Hushidh aurait pu lui dire d’économiser sa salive : personne ne chanterait tant que rien n’aurait changé entre les femmes. Il s’agissait naturellement de la vieille querelle entre Sevet et Kokor. Sevet ne pouvait plus chanter, ou bien préférait s’en abstenir, à cause des dommages infligés par Kokor à son larynx lorsqu’elle l’avait surprise au lit avec Obring. Et tant que Sevet ne chanterait pas, Kokor ne s’y risquerait pas – elle craignait trop la vengeance de sa sœur. Quant à Eiadh, elle s’aplatissait maladivement devant ses deux aînées, qui avaient été fort célèbres à Basilica, surtout Sevet. Kokor s’était montrée on ne peut plus claire : si elle ne pouvait pas chanter, elle n’avait pas envie d’entendre la misérable petite voix d’Eiadh s’élever en une parodie de musique. Ce qui était injuste, car Eiadh avait du talent et le timbre fluet de sa voix se serait vu qualifié de pureté cristalline par tout autre critique que Kokor. Mais chaque fois qu’Eiadh avait fait mine de chanter, Kokor avait crispé le visage en un tel masque de souffrance qu’Eiadh avait perdu courage et n’avait jamais recommencé. Il n’y aurait donc pas de chant dans leur groupe pour louer la grandeur et la majesté de la vallée des Feux.

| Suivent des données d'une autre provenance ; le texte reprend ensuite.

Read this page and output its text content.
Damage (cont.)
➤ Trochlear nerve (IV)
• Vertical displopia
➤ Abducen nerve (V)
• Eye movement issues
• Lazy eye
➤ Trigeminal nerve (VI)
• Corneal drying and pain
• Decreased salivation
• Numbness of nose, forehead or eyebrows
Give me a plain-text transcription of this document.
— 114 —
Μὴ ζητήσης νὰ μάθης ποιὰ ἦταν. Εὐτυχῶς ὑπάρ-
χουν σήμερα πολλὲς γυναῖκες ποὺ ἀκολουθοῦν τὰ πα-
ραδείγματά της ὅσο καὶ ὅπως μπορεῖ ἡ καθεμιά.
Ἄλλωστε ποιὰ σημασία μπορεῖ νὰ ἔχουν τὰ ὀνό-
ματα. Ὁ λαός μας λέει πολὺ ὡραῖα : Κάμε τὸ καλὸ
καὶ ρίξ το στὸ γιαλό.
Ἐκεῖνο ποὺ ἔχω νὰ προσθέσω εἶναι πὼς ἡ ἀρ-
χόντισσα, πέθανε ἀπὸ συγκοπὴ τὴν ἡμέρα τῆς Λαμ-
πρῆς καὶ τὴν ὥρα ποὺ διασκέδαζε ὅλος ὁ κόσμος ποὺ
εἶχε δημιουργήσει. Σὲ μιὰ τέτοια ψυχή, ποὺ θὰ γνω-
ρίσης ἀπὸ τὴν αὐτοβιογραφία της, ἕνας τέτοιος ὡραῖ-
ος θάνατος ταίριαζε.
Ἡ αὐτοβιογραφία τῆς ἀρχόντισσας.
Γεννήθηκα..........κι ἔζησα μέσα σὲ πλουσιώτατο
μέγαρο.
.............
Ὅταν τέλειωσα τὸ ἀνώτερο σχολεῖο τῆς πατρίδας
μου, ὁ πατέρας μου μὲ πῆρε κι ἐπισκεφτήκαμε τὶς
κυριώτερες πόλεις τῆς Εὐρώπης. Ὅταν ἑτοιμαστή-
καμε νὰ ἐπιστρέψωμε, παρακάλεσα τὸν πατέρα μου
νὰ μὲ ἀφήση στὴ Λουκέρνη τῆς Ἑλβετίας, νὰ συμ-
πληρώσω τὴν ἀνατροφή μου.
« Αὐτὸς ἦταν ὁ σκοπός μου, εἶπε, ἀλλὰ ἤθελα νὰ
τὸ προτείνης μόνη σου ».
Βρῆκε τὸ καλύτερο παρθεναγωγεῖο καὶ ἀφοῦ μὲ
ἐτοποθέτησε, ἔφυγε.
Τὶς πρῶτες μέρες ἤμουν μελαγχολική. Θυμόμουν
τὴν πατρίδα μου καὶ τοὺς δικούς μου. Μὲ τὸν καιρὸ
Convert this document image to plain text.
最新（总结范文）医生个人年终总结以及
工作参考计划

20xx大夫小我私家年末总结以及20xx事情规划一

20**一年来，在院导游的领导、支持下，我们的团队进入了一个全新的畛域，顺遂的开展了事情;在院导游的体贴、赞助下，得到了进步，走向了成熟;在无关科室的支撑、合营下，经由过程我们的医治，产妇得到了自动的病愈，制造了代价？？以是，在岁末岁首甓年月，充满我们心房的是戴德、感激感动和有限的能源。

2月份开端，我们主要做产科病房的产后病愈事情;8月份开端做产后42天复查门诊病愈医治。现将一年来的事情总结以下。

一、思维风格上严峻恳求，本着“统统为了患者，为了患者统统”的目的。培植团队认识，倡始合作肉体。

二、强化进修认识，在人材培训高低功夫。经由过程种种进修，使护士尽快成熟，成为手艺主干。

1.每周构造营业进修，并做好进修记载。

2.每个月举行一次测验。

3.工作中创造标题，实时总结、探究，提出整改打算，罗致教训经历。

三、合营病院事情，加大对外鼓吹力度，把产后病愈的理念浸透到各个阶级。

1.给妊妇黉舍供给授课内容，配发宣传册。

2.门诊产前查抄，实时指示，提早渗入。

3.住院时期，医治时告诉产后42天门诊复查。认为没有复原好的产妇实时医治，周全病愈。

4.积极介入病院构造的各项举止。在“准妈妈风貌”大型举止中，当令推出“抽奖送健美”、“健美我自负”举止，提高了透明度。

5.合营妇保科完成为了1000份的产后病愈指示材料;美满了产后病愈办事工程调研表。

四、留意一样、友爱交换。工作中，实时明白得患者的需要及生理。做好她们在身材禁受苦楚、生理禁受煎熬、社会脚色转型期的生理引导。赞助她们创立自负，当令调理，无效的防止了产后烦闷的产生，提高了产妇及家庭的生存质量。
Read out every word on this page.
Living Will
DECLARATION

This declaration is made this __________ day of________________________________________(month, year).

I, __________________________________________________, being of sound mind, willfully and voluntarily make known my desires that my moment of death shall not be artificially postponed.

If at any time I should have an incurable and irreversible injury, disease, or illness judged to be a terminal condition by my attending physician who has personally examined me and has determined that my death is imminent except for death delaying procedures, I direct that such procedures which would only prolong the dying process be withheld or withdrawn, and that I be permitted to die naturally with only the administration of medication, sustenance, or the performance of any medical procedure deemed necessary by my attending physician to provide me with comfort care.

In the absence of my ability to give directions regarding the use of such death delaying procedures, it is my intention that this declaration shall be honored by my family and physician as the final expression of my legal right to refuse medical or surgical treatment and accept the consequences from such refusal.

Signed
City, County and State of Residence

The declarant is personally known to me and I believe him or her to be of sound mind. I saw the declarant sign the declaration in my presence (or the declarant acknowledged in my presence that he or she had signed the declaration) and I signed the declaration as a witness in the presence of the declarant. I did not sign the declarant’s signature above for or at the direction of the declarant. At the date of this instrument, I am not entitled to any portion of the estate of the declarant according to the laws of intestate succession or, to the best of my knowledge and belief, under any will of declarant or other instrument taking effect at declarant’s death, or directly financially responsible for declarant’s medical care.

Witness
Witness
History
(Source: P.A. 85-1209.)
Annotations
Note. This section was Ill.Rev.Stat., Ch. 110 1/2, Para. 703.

Il existait cependant une autre sorte de poésie et une autre espèce d’artiste, et Hushidh et Luet s’en faisaient le public tandis que Shedemei entonnait les louanges des forces de la nature. « Deux vastes masses de terre, qui formaient autrefois un continent unique aujourd’hui divisé, disait-elle. Elles s’appuyaient l’une contre l’autre comme vos deux mains posées côte à côte sur une table. Mais un jour, elles se sont mises à pivoter dans des directions opposées, avec leur centre de giration au point précis où vos pouces se touchent. Aujourd’hui elles se rentrent dedans au niveau du bout des doigts, tandis qu’elles s’écartent par la base des mains. »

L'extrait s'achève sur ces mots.